Il nuovo sistema dovrebbe debuttare nella Ztl del Centro storico, per essere successivamente esteso a Trastevere, San Lorenzo e Testaccio. L’installazione dei dispositivi è già iniziata e, secondo il programma, dovrebbe terminare entro dicembre. La novità consentirà al Comune di sapere quanti veicoli si trovano effettivamente all’interno delle aree interessate e di verificare che chi è entrato prima dell’attivazione della Ztl ne sia anche uscito in tempo.

Attenzione all’orario di uscita

Il cambiamento è importante soprattutto per gli automobilisti senza autorizzazione. Oggi è possibile entrare quando il varco non è attivo e trovarsi ancora nella zona dopo l’inizio delle limitazioni. Con il nuovo sistema questo comportamento potrà invece essere sanzionato.

Chi entra durante la fascia di libero accesso dovrà uscire prima dell’attivazione della Ztl. Se la vettura attraverserà uno dei nuovi varchi in uscita quando le limitazioni sono già operative, la telecamera leggerà la targa e potrà far scattare la multa.

Secondo l’assessore alla Mobilità Eugenio Patanè, l’obiettivo è controllare in maniera più precisa il numero di veicoli presenti nelle zone protette. I dati comunali indicano infatti circa 50.000 veicoli al giorno nel Centro storico, a fronte di una capacità considerata sostenibile di circa 25.000.

Stretta sui pass per disabili

Parallelamente arriveranno controlli più severi sulle autorizzazioni collegate ai contrassegni per persone con disabilità. Dal 22 agosto il numero delle targhe associabili a ogni contrassegno è già sceso da tre a due, operazione che ha determinato la cancellazione di 37.700 abbinamenti.

Ancora più significativo è quanto emerso dalla verifica dei permessi. Il Comune ha eliminato 19.900 autorizzazioni intestate a persone decedute e mai riconsegnate. Patanè ha sintetizzato la stretta con un’espressione molto netta: «Basta Ferrari o Smart con il permesso disabili». Il nuovo sistema dovrebbe infatti permettere di controllare anche l’utilizzo contemporaneo delle targhe associate allo stesso contrassegno.

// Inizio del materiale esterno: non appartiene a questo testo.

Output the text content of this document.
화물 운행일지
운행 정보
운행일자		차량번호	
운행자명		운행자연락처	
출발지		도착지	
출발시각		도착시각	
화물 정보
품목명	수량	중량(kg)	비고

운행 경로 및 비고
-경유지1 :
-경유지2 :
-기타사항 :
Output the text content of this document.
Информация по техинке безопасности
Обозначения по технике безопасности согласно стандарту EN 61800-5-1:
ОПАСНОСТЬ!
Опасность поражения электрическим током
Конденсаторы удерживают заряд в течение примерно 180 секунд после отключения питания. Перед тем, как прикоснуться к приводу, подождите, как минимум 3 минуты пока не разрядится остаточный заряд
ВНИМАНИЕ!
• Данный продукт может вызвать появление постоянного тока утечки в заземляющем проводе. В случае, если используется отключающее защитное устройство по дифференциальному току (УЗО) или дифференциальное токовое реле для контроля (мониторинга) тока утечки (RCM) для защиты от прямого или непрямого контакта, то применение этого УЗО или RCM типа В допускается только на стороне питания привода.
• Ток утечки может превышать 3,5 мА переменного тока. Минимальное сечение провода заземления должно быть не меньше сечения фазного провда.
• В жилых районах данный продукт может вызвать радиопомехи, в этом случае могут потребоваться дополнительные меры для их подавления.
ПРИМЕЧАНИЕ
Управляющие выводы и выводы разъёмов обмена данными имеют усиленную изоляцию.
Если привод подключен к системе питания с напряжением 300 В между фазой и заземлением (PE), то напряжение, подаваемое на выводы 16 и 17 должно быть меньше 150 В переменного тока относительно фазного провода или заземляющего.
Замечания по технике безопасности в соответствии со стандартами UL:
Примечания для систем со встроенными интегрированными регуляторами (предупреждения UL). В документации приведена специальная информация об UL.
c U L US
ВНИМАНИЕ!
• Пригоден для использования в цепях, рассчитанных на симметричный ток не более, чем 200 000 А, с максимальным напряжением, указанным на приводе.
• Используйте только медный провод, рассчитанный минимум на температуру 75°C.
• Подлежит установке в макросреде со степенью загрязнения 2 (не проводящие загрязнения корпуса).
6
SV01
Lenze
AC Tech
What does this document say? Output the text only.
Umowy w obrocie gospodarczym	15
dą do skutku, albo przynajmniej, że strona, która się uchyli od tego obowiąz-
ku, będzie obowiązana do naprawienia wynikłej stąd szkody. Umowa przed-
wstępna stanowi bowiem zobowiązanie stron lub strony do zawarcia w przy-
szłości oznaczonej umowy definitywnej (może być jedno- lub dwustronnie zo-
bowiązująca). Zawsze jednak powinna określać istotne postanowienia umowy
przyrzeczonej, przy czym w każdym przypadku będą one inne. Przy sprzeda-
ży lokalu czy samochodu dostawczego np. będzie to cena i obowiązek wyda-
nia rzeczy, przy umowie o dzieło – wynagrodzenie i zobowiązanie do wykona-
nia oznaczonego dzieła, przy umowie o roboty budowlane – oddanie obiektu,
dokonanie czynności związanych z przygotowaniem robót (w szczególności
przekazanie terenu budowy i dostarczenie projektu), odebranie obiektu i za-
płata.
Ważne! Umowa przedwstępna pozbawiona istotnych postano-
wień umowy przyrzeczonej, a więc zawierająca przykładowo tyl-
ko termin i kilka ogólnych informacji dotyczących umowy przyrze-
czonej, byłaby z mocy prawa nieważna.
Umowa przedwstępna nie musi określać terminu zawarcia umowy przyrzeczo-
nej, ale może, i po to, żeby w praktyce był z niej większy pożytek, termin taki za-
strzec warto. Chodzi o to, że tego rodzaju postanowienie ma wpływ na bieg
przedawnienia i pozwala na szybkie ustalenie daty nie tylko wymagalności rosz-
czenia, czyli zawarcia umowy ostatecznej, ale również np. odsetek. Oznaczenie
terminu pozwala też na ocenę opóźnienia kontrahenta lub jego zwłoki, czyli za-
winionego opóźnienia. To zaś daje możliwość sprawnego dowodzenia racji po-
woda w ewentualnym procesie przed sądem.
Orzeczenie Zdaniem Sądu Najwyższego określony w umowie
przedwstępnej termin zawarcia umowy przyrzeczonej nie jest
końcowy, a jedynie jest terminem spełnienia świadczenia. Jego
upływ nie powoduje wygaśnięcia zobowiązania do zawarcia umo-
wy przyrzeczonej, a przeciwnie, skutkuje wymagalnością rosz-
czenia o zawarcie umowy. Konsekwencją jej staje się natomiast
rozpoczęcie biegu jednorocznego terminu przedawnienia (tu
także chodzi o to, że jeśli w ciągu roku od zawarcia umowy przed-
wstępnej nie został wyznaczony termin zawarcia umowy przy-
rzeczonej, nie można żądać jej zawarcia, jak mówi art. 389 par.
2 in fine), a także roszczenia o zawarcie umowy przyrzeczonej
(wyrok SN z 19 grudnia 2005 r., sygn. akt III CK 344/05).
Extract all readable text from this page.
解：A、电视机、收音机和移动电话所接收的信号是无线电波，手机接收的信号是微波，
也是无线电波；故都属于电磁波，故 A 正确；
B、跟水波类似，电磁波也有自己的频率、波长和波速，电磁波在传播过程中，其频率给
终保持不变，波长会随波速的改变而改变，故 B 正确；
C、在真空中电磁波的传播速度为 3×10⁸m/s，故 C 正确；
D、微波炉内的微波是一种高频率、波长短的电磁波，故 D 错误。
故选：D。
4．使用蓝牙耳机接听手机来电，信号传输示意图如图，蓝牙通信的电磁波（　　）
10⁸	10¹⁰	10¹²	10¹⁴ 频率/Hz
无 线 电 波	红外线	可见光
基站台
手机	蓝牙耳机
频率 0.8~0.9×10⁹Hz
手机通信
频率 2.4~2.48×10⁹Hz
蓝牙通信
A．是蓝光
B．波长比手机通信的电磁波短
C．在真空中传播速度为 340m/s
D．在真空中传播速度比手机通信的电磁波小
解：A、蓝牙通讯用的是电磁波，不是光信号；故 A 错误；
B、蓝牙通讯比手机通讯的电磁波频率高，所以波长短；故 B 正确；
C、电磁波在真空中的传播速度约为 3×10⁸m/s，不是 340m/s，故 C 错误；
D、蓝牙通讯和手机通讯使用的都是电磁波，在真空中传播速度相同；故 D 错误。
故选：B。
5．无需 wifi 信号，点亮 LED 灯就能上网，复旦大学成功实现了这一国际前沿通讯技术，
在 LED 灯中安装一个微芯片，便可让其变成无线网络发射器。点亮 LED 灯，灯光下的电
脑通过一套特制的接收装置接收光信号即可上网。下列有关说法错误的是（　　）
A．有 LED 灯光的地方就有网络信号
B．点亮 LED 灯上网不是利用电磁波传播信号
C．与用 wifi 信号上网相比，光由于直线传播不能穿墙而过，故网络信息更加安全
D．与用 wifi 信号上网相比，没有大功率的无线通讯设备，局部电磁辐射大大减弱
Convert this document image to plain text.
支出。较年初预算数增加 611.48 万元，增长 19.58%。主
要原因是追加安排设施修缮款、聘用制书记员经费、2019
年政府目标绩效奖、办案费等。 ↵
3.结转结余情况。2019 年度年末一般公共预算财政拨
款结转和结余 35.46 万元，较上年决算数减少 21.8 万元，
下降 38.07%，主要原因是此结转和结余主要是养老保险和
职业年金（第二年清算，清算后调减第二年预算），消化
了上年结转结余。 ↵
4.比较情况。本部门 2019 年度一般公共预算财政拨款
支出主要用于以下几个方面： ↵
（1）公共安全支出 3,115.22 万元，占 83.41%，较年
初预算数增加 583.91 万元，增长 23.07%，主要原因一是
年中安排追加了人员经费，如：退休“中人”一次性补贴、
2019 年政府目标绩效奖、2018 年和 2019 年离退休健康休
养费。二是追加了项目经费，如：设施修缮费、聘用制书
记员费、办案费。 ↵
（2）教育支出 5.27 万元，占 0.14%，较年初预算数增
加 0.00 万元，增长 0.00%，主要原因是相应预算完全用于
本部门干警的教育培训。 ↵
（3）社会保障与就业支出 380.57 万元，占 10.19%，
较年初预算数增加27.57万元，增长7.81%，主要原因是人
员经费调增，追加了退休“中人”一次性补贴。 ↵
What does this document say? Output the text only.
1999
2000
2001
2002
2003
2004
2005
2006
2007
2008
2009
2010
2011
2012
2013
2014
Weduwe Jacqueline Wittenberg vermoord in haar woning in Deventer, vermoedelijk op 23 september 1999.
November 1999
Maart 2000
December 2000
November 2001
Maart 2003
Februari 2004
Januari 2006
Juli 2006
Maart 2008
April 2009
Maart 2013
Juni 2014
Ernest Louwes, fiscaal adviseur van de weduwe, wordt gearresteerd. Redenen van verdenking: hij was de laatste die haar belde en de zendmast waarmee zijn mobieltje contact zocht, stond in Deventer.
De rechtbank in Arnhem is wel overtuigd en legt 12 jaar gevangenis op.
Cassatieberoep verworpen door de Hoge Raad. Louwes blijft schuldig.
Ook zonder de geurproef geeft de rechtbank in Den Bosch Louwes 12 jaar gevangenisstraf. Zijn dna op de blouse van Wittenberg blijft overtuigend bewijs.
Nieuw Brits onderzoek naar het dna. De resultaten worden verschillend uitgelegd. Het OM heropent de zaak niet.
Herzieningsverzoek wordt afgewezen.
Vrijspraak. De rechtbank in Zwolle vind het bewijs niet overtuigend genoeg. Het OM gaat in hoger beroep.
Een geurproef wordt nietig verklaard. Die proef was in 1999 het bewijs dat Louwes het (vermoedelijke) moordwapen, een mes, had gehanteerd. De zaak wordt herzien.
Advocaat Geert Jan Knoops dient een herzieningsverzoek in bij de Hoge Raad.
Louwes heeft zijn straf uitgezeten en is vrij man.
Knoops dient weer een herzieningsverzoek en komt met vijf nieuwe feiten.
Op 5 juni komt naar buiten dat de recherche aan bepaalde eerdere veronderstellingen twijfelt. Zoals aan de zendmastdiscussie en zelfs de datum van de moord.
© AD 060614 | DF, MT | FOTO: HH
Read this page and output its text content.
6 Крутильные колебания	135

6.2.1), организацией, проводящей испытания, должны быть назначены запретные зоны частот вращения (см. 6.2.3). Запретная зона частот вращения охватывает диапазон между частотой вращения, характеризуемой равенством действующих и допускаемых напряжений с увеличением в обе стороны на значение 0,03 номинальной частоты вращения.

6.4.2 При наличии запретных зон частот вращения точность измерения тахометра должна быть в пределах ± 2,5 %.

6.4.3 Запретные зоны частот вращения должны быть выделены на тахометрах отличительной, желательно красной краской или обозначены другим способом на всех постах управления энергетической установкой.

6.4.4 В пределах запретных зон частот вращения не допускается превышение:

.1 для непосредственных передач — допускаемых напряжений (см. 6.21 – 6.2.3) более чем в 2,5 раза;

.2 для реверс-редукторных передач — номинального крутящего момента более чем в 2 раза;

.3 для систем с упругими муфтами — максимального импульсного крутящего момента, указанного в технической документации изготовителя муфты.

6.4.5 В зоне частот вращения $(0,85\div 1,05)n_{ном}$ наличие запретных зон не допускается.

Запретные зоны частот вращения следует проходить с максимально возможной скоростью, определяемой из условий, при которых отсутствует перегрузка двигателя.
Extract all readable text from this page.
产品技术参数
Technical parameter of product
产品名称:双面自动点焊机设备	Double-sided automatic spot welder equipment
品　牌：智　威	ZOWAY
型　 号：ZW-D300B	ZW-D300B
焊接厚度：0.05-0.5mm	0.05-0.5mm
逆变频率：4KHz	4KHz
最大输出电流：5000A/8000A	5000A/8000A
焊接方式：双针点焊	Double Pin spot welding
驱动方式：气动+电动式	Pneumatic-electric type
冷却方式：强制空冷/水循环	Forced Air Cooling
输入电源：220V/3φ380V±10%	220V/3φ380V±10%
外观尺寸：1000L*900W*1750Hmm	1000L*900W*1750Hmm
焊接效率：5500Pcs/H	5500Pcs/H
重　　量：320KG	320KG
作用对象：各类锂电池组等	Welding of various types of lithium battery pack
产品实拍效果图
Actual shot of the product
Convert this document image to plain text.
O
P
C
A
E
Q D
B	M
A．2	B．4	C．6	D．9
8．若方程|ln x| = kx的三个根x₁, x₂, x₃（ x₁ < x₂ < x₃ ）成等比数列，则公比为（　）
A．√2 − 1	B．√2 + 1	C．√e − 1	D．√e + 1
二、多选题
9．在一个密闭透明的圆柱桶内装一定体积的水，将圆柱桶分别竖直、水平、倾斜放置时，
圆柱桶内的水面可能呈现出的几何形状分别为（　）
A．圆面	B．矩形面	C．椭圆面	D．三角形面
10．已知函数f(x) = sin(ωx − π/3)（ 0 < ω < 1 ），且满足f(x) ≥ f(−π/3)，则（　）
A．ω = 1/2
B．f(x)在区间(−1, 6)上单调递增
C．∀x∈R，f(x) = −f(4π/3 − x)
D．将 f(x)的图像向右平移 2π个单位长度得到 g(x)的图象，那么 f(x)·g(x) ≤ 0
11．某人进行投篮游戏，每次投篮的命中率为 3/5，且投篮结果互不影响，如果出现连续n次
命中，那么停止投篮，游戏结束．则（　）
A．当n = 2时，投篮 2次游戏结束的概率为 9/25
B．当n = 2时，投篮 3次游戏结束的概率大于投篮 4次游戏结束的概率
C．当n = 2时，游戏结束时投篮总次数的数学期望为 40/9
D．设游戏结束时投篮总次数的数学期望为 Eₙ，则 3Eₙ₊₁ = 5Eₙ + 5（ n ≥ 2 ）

Se, per esempio, due genitori dispongono di veicoli registrati per accompagnare un figlio con disabilità, l’ingresso della seconda automobile potrà avvenire soltanto dopo che il sistema avrà registrato l’uscita della prima. In questo modo il pass continuerà a garantire la mobilità della persona che ne ha diritto, limitando però eventuali utilizzi impropri.

Cambiano i permessi per le scuole

Le telecamere in uscita permetteranno di intervenire anche sui permessi concessi ai genitori che devono accompagnare i figli nelle scuole situate all’interno delle Ztl. L’autorizzazione potrà essere collegata più rigidamente agli orari scolastici, evitando che un permesso concesso per accompagnare o riprendere uno studente venga utilizzato per circolare nella stessa zona in momenti completamente diversi della giornata.

Il principio è quello di associare sempre più precisamente il permesso alla ragione per cui è stato rilasciato. Lo stesso approccio dovrebbe interessare anche la regolamentazione dei veicoli destinati alla consegna delle merci.

La Ztl controllerà entrata e uscita

Per gli automobilisti romani la vera rivoluzione sarà quindi il passaggio da un sistema concentrato essenzialmente sull’accesso a uno capace di ricostruire anche quando un veicolo esce. Entrare pochi minuti prima dell’accensione dei varchi non consentirà più di restare liberamente nel Centro storico durante l’orario di chiusura. Una volta operative le nuove telecamere, sarà l’orario di uscita a diventare altrettanto importante quanto quello di ingresso.